If the drive is out of warranty, then just use it as a temporary spare for fiddling about with to avoid the potential headache of a failure. I have an old Maxtor 200GB drive that will spontaneously forget its partitions without warning after a few weeks or months, losing everything. Works fine after repartitioning and formatting. After the fourth time however, I finally conceded that it wasn't a one-off. 

Tatty's description of how the remapping works was great and a delight to read.


----------



## BazookaJoe (Jan 5, 2013)

I think it's all been said, but in my experience even 1 bad sector is a sign that you SHOULD replace, or at least begin religious backups as soon as possible - whilst some drives may run for years with bad sectors, its just not reasonable to expect that simply because there is only a small error that it it is not possibly a sign of a much larger problem.
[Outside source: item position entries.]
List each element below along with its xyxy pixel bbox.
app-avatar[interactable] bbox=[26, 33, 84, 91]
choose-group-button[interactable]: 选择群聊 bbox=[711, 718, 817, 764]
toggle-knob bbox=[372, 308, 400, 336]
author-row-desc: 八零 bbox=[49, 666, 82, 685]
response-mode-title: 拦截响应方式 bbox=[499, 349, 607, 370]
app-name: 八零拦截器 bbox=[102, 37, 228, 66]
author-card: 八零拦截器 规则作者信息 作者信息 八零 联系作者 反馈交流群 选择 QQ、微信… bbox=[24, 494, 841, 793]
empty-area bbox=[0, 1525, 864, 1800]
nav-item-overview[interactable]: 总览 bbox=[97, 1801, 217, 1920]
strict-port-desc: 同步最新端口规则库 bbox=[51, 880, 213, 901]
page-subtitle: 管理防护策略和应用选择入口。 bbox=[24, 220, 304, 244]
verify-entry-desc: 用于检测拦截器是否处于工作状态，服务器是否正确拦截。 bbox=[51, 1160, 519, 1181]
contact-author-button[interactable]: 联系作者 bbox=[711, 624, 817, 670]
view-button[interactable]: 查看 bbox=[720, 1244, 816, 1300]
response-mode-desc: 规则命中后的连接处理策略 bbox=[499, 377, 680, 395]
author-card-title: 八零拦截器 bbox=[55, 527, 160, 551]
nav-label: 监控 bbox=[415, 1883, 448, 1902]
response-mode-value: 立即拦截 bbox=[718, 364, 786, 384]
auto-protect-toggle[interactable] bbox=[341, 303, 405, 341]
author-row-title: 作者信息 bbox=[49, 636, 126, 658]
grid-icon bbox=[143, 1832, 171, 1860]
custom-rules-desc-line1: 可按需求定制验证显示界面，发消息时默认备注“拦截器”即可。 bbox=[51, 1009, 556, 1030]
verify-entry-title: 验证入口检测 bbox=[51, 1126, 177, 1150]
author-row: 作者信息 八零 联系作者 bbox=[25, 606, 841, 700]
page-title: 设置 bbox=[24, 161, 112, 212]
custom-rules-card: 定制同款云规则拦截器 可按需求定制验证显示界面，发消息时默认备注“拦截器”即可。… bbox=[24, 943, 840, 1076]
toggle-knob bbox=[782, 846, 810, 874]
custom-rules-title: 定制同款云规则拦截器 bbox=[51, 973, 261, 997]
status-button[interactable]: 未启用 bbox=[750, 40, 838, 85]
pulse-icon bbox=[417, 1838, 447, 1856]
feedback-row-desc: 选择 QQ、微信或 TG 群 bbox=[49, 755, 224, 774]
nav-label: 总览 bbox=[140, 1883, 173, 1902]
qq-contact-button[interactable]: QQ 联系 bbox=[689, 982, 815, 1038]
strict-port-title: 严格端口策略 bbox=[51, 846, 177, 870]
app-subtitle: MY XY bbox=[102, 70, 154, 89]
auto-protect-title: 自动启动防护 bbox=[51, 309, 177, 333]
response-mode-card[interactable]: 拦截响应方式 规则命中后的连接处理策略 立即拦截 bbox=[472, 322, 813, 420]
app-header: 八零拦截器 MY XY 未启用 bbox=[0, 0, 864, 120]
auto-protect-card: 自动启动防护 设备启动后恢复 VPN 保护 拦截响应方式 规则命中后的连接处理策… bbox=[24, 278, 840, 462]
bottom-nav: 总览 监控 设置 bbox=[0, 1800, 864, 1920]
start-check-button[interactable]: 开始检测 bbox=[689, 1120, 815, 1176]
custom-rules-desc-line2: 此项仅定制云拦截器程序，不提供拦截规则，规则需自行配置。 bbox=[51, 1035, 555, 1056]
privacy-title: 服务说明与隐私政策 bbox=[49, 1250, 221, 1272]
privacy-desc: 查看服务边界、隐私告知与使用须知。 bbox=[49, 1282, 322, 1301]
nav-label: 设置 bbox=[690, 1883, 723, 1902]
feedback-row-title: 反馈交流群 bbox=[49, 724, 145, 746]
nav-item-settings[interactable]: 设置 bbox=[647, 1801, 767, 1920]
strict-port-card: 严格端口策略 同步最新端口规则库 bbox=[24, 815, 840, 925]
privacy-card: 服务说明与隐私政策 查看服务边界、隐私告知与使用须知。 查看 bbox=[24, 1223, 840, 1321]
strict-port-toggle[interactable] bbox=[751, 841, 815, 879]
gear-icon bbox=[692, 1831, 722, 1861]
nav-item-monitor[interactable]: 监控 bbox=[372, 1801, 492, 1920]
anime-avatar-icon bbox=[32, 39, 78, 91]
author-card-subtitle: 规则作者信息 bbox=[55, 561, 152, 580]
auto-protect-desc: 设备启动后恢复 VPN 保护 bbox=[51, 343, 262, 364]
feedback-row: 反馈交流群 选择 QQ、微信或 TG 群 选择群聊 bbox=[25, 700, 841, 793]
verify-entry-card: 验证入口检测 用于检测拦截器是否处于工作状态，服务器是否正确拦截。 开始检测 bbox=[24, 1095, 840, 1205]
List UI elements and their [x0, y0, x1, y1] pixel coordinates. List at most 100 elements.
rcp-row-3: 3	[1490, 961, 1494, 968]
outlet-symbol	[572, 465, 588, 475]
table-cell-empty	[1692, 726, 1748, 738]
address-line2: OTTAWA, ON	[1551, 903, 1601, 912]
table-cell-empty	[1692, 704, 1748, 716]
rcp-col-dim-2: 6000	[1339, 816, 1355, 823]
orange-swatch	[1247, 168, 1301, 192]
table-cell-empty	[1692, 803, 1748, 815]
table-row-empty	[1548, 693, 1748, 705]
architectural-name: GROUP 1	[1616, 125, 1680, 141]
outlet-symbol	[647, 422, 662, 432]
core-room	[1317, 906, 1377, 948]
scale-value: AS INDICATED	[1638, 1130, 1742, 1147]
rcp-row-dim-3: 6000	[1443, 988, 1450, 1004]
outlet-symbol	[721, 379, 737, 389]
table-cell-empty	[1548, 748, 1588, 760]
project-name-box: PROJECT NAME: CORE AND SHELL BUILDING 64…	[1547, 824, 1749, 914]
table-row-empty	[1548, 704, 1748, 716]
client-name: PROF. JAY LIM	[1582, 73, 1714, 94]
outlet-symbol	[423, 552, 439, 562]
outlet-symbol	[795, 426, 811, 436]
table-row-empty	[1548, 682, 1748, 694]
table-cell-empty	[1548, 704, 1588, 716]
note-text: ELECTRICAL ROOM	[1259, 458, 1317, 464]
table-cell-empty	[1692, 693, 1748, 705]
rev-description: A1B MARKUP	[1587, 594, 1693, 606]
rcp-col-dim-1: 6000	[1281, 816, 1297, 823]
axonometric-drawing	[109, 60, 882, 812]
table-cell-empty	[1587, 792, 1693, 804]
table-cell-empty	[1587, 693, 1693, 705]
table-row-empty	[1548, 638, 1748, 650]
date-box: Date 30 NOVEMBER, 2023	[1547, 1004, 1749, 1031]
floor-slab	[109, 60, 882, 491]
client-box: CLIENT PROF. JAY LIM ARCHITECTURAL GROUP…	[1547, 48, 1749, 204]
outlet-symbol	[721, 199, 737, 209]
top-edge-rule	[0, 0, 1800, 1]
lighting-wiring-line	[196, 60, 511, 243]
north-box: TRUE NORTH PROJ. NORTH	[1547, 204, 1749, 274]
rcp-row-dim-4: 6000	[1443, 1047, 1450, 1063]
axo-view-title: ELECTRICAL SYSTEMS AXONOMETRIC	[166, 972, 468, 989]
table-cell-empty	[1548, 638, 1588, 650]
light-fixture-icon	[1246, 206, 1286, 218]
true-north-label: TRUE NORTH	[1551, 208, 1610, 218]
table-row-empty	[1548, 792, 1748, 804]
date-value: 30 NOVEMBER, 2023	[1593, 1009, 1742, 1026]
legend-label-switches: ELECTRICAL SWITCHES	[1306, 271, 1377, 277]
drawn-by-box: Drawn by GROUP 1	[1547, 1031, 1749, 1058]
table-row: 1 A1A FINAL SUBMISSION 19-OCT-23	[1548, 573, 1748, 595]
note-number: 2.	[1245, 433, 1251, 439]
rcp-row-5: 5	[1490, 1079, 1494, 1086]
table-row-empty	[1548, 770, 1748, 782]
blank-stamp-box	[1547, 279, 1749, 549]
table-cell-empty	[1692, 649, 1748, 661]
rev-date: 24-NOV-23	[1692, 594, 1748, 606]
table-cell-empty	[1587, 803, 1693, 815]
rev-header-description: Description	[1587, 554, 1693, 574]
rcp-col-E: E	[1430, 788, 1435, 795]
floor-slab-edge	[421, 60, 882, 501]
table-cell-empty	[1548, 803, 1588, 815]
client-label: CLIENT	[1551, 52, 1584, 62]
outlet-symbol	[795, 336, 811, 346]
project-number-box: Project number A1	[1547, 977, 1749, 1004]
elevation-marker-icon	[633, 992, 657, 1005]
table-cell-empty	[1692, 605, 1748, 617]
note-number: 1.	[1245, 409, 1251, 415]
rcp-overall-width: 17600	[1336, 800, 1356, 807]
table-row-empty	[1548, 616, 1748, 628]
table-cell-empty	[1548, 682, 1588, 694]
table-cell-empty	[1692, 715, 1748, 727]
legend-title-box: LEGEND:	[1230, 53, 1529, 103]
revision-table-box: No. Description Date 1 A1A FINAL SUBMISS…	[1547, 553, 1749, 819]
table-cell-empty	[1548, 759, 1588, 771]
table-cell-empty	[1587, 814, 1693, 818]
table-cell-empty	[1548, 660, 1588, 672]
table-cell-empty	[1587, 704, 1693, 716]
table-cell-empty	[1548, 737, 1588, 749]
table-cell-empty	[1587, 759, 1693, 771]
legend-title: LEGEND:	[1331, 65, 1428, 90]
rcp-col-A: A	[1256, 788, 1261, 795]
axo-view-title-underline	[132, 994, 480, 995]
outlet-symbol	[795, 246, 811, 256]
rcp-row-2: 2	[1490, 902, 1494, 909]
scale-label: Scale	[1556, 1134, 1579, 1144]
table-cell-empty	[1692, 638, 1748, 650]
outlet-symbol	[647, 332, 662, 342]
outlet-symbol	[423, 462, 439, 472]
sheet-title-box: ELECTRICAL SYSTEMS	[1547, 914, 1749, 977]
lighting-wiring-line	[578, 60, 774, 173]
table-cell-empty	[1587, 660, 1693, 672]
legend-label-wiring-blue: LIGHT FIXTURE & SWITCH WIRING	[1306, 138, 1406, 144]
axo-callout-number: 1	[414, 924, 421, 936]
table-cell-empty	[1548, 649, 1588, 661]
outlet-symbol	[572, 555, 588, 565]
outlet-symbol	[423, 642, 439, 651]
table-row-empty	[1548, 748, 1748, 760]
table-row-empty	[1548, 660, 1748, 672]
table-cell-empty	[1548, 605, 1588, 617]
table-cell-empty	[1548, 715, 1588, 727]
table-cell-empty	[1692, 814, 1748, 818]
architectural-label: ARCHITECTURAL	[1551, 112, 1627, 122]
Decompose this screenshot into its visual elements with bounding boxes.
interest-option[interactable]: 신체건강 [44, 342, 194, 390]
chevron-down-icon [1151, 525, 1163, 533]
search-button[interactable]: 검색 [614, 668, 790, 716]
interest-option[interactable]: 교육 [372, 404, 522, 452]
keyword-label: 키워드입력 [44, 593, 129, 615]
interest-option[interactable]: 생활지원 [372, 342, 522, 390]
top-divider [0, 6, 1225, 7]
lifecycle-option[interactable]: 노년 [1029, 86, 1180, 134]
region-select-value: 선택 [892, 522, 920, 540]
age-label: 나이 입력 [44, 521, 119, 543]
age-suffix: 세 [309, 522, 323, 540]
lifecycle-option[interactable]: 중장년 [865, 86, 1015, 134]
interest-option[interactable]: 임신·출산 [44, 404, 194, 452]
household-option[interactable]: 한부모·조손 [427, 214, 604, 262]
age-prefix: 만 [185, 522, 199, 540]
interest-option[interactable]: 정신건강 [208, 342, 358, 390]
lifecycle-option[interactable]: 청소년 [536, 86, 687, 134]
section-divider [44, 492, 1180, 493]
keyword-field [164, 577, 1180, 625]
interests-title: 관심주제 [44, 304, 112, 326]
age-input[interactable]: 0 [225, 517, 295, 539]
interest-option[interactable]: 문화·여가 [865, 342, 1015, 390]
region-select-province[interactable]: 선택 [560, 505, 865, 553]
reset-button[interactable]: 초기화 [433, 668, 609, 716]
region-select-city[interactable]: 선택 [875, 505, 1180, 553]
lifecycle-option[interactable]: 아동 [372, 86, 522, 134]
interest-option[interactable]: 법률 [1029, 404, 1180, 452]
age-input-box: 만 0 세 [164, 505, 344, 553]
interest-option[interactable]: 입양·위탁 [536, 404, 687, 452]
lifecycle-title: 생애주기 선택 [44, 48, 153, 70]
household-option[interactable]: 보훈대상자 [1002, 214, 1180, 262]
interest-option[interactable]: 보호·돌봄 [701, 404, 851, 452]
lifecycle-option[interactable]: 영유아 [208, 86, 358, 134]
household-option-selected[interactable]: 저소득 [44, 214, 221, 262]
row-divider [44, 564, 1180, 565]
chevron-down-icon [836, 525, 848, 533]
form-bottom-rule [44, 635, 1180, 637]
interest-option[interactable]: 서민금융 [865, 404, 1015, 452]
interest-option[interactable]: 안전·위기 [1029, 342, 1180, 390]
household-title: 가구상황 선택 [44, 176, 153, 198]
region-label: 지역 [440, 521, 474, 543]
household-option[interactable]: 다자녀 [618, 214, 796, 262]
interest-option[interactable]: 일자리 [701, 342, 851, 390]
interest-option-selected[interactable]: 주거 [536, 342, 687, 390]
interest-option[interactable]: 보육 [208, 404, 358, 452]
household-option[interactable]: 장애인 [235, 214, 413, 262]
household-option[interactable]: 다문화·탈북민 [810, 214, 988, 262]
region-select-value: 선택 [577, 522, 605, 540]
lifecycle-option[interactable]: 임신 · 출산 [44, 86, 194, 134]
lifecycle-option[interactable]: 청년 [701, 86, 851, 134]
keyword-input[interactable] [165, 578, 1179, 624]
I personally had a 30GB drive years ago that suffered almost 6GB of damage to the beginning of the drive, and I partitioned it off and gave it to a friend who wanted to "take his chances" with it and it ran flawlessly as a 22GB drive for 5 years - it CAN happen, but it is unlikely that it will.


----------



## Peter1986C (Jan 5, 2013)

Thanks guys.

As stated before the drive is not under warranty at Seagate anymore (I checked using the serial number of the drive on their site) and I know that the e-tailer I bought it from likes to say "ain't broken" if hardware is not dead enough. If disk health starts to sink under 90% in Hard Disk Sentinel I will still try @ my supplier though.

I will keep to my back-up plans and if I get trouble I will buy a (small) HDD, for data it does not need to be as fast one so that won't be much money. An SSD has been ordered yesterday, btw.


----------



## Mussels (Jan 5, 2013)

silkstone said:


> you could always use HDD regenerator, the free trial will fix 1 bad sector for you. I've had great success with it and managed to revive an old 500gb samsung from the dead.
> 
> If you are truly worried, just RMA it and get a replacement.



looking into that for my bad seagates now.


----------



## Jetster (Jan 5, 2013)

Spinrite is a hard drive "restorer" as well although I have not had much success with ether.


----------



## itsakjt (Jan 5, 2013)

Is the bad sector pending or reallocated. If it is pending then you can get it fixed by using SeaTools. If it is reallocated, then nothing you can do.


----------



## Mussels (Jan 6, 2013)

that HDD regenerator seems pretty damn cool, it can make bootable CD/USB devices to repair the drives, or repair in windows.


currently using it on my stockpile of 'bad' drives to see what i can find.

thanks again for linking it in the thread - seems like an awesome program.


----------



## silkstone (Jan 6, 2013)

Mussels said:


> that HDD regenerator seems pretty damn cool, it can make bootable CD/USB devices to repair the drives, or repair in windows.
> 
> 
> currently using it on my stockpile of 'bad' drives to see what i can find.
> ...



another one you might want to use in combination is "Vivard" I used a combination of the two to restore my drive.

First vivard found and marked the bad sectors then 2 runs of hdd regenerator seemed to fix them all. No problems since. PM me if you'd like me to e-mail you the programs or link them somewhere.

Edit - I had no luck whatsoever with spinrite  it would always crash half way through scanning the drive.. too badly damaged, i guess.


----------



## Peter1986C (Jan 6, 2013)

itsakjt said:


> Is the bad sector pending or reallocated. If it is pending then you can get it fixed by using SeaTools. If it is reallocated, then nothing you can do.



It is reallocated stuff, and I forgot to tell I used Seatools for DOS (the bootable medium flavour of Seatools) and that program told me the drive is okay.
Hard Disk Sentinel and also GNOME Disks tell me the drive is ok (and having one bad sector).


----------



## Jetster (Jan 6, 2013)

Then the drive is fine


----------



## itsakjt (Jan 6, 2013)

Yeah it is fine.


----------